It is the middle of July and the school year feels both incredibly distant and right around the corner. Right now, most high school teachers are happily avoiding alarm clocks, enjoying the sunshine, and actively trying not to think about faculty meetings. Yet, this quiet mid-summer stretch is exactly when the familiar dread of upcoming mandatory professional development begins to creep into our minds. We all know the feeling of those August kickoff sessions, sitting in a sweltering gym or cafeteria, listening to a presentation that feels entirely disconnected from our classroom reality. It is easy to fall into the trap of complaining about those mandated hours, treating them as chores to endure rather than opportunities to learn.
If personal and professional growth are important, then professional development should be important as well, regardless of whether or not it is required.
When we rely solely on our districts to feed us intellectual stimulation during the school year, we give up control over our own career trajectories. Mandatory sessions are often designed for general compliance because administrators must check boxes for hundreds of employees at once. Expecting a single district-wide presentation to revolutionize your specific high school chemistry or literature classroom is simply unrealistic.
True educators are lifelong learners. If we expect our high school students to take ownership of their education come August, we must model that exact behavior ourselves during the summer.

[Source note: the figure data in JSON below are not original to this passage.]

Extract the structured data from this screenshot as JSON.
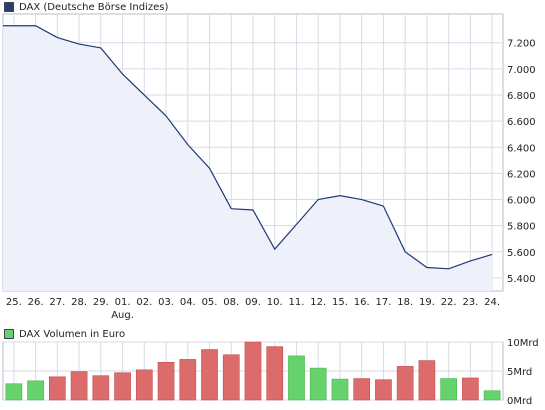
{
  "chart_data": [
    {
      "type": "area",
      "legend": "DAX (Deutsche Börse Indizes)",
      "x_labels": [
        "25.",
        "26.",
        "27.",
        "28.",
        "29.",
        "01.",
        "02.",
        "03.",
        "04.",
        "05.",
        "08.",
        "09.",
        "10.",
        "11.",
        "12.",
        "15.",
        "16.",
        "17.",
        "18.",
        "19.",
        "22.",
        "23.",
        "24."
      ],
      "month_label": "Aug.",
      "month_label_index": 5,
      "y": [
        7330,
        7330,
        7240,
        7190,
        7160,
        6960,
        6800,
        6640,
        6420,
        6240,
        5930,
        5920,
        5620,
        5810,
        6000,
        6030,
        6000,
        5950,
        5600,
        5480,
        5470,
        5530,
        5580
      ],
      "ylim": [
        5300,
        7420
      ],
      "yticks": [
        5400,
        5600,
        5800,
        6000,
        6200,
        6400,
        6600,
        6800,
        7000,
        7200
      ],
      "ytick_labels": [
        "5.400",
        "5.600",
        "5.800",
        "6.000",
        "6.200",
        "6.400",
        "6.600",
        "6.800",
        "7.000",
        "7.200"
      ],
      "grid": true,
      "colors": {
        "line": "#1f3a78",
        "fill": "#eef1fa",
        "legend_swatch": "#2c3e66",
        "grid": "#d9dbe6"
      }
    },
    {
      "type": "bar",
      "legend": "DAX Volumen in Euro",
      "values_mrd": [
        2.8,
        3.3,
        4.0,
        4.9,
        4.2,
        4.7,
        5.2,
        6.5,
        7.0,
        8.7,
        7.8,
        10.0,
        9.2,
        7.6,
        5.5,
        3.6,
        3.7,
        3.5,
        5.8,
        6.8,
        3.7,
        3.8,
        1.6
      ],
      "up_day": [
        true,
        true,
        false,
        false,
        false,
        false,
        false,
        false,
        false,
        false,
        false,
        false,
        false,
        true,
        true,
        true,
        false,
        false,
        false,
        false,
        true,
        false,
        true
      ],
      "ylim": [
        0,
        10
      ],
      "yticks": [
        0,
        5,
        10
      ],
      "ytick_labels": [
        "0Mrd",
        "5Mrd",
        "10Mrd"
      ],
      "colors": {
        "up": "#66d26b",
        "down": "#dc6b6b",
        "legend_swatch": "#66d26b"
      }
    }
  ]
}
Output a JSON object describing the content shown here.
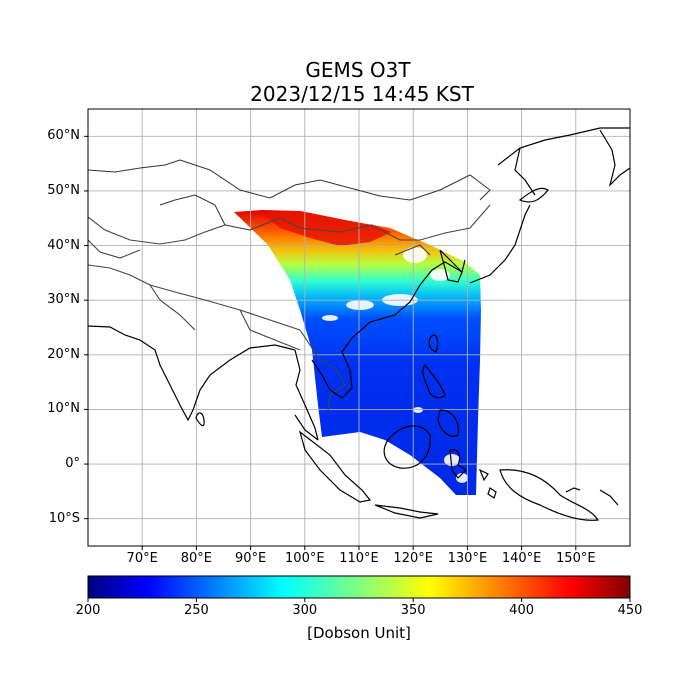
{
  "title": "GEMS O3T",
  "subtitle": "2023/12/15 14:45 KST",
  "map": {
    "lon_range": [
      60,
      160
    ],
    "lat_range": [
      -15,
      65
    ],
    "grid": true,
    "lat_ticks": [
      {
        "value": 60,
        "label": "60°N"
      },
      {
        "value": 50,
        "label": "50°N"
      },
      {
        "value": 40,
        "label": "40°N"
      },
      {
        "value": 30,
        "label": "30°N"
      },
      {
        "value": 20,
        "label": "20°N"
      },
      {
        "value": 10,
        "label": "10°N"
      },
      {
        "value": 0,
        "label": "0°"
      },
      {
        "value": -10,
        "label": "10°S"
      }
    ],
    "lon_ticks": [
      {
        "value": 70,
        "label": "70°E"
      },
      {
        "value": 80,
        "label": "80°E"
      },
      {
        "value": 90,
        "label": "90°E"
      },
      {
        "value": 100,
        "label": "100°E"
      },
      {
        "value": 110,
        "label": "110°E"
      },
      {
        "value": 120,
        "label": "120°E"
      },
      {
        "value": 130,
        "label": "130°E"
      },
      {
        "value": 140,
        "label": "140°E"
      },
      {
        "value": 150,
        "label": "150°E"
      }
    ]
  },
  "colorbar": {
    "label": "[Dobson Unit]",
    "min": 200,
    "max": 450,
    "colormap": "jet",
    "ticks": [
      200,
      250,
      300,
      350,
      400,
      450
    ]
  },
  "colors": {
    "coastline": "#000000",
    "borders": "#444444",
    "grid": "#b0b0b0"
  }
}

This means transitioning from passive consumers of mandated content into active seekers of our own inspiration.
Taking control of your growth during the summer months does not require a massive budget or sacrificing your hard-earned vacation. You can read a modern pedagogy book while sitting by the pool, subscribe to a podcast focused on secondary education strategies during your morning walk, or follow innovative teachers on social media. Spending just twenty minutes of a quiet July afternoon reflecting on your craft is far more valuable than sitting through a generic lecture later this autumn.
When you shift your mindset from resentment to autonomy, your entire perspective on the upcoming school year changes. You stop waiting for someone else to make you a better teacher and you start doing the work yourself. Before the chaos of August arrives, skip the anticipatory complaints about district meetings. Instead, use a sliver of your summer peace to find an article, a book, or a community that actually feeds your passion for teaching.